Fortunately, the simulator provides that information as well. It just continues increasing the deposit amounts and running fresh sequences of random passes until it reaches an amount where the risk of ruin is 0.0%.
In the case of our imaginary system, the simulator suggests that a minimum deposit of $2,4333 would be necessary to start trading 0.1 lots with a 0.0% risk of hitting a 30% drawdown. Similarly, a minimum deposit of $243 would be needed to start trading the system with micro lots.
Having established the minimum deposit which is needed to run the system safely, the final task is to get an idea of how long it will take to see a return from the system which is higher than the drawdown which has been incurred along the way.

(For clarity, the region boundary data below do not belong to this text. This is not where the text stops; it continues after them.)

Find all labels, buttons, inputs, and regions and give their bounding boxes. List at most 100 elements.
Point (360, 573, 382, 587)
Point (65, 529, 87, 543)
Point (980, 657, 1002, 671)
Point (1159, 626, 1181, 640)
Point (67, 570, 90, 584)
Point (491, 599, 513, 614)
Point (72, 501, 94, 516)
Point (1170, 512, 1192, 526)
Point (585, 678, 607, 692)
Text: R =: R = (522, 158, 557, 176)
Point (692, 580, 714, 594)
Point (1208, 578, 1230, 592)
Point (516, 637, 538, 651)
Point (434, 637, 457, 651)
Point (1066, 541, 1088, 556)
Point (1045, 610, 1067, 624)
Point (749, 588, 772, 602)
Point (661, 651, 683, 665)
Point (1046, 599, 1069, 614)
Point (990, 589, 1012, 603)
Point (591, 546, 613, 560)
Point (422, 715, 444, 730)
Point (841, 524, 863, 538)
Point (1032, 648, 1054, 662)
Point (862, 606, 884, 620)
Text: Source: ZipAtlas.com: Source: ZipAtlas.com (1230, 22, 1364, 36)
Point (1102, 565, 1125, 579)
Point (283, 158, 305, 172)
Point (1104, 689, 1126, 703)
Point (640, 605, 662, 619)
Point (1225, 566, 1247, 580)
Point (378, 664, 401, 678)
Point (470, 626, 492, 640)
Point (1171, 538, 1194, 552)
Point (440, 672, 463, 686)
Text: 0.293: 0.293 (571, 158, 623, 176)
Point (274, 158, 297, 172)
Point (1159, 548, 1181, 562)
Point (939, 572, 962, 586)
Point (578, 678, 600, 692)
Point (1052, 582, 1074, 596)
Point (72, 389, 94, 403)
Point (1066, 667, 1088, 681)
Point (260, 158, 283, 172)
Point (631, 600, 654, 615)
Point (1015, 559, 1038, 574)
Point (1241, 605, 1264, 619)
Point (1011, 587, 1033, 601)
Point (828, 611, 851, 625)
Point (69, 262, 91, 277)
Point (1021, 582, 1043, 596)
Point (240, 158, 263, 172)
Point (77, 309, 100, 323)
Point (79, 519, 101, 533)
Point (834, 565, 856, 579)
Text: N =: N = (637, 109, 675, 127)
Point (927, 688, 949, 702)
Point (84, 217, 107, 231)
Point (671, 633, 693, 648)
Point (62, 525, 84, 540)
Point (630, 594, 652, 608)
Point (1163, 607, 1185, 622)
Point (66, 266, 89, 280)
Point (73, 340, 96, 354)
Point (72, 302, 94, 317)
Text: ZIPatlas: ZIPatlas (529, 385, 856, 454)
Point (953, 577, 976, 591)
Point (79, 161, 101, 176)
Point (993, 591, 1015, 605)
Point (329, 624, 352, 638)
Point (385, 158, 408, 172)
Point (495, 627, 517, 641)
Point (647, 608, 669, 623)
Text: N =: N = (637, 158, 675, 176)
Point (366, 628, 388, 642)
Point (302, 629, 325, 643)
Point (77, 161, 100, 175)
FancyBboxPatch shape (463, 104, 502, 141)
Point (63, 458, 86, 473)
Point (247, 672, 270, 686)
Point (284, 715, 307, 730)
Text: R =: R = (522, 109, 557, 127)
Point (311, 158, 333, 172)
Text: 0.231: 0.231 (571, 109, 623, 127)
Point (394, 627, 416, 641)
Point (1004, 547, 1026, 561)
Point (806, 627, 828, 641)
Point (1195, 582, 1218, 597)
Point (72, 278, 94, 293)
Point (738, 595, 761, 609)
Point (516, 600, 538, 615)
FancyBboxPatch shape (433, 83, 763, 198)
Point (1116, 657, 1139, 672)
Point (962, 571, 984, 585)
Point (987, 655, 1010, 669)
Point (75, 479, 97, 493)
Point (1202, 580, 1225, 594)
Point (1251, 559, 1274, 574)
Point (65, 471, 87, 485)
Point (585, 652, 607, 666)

The simulator tells us that it would probably take around 261 trades before the return exceeded the drawdown. Assuming the system is a relatively high frequency trader which takes, say, 5 trades a day, it's worth bearing in mind that it might take 10 or 11 weeks to see this return. You would, therefore, need to be quite patient if you were to use this system live, as most people expect to see a return in a far shorter time. This is precisely the sort of scenario I was referring to in my previous article entitled "Why do all Expert Advisors Fail?"
Hopefully, the above will give some insight of what can be gained from a test report and it underlines the importance of backtests using accurate data. Even so, you'll notice that I've used the words "probably" and "likely" in the article above. That's because there are no cast-iron guarantees when it comes to trading. It is fraught with risks which can never be removed, and successful traders will simply use Probability Theory to control those risks.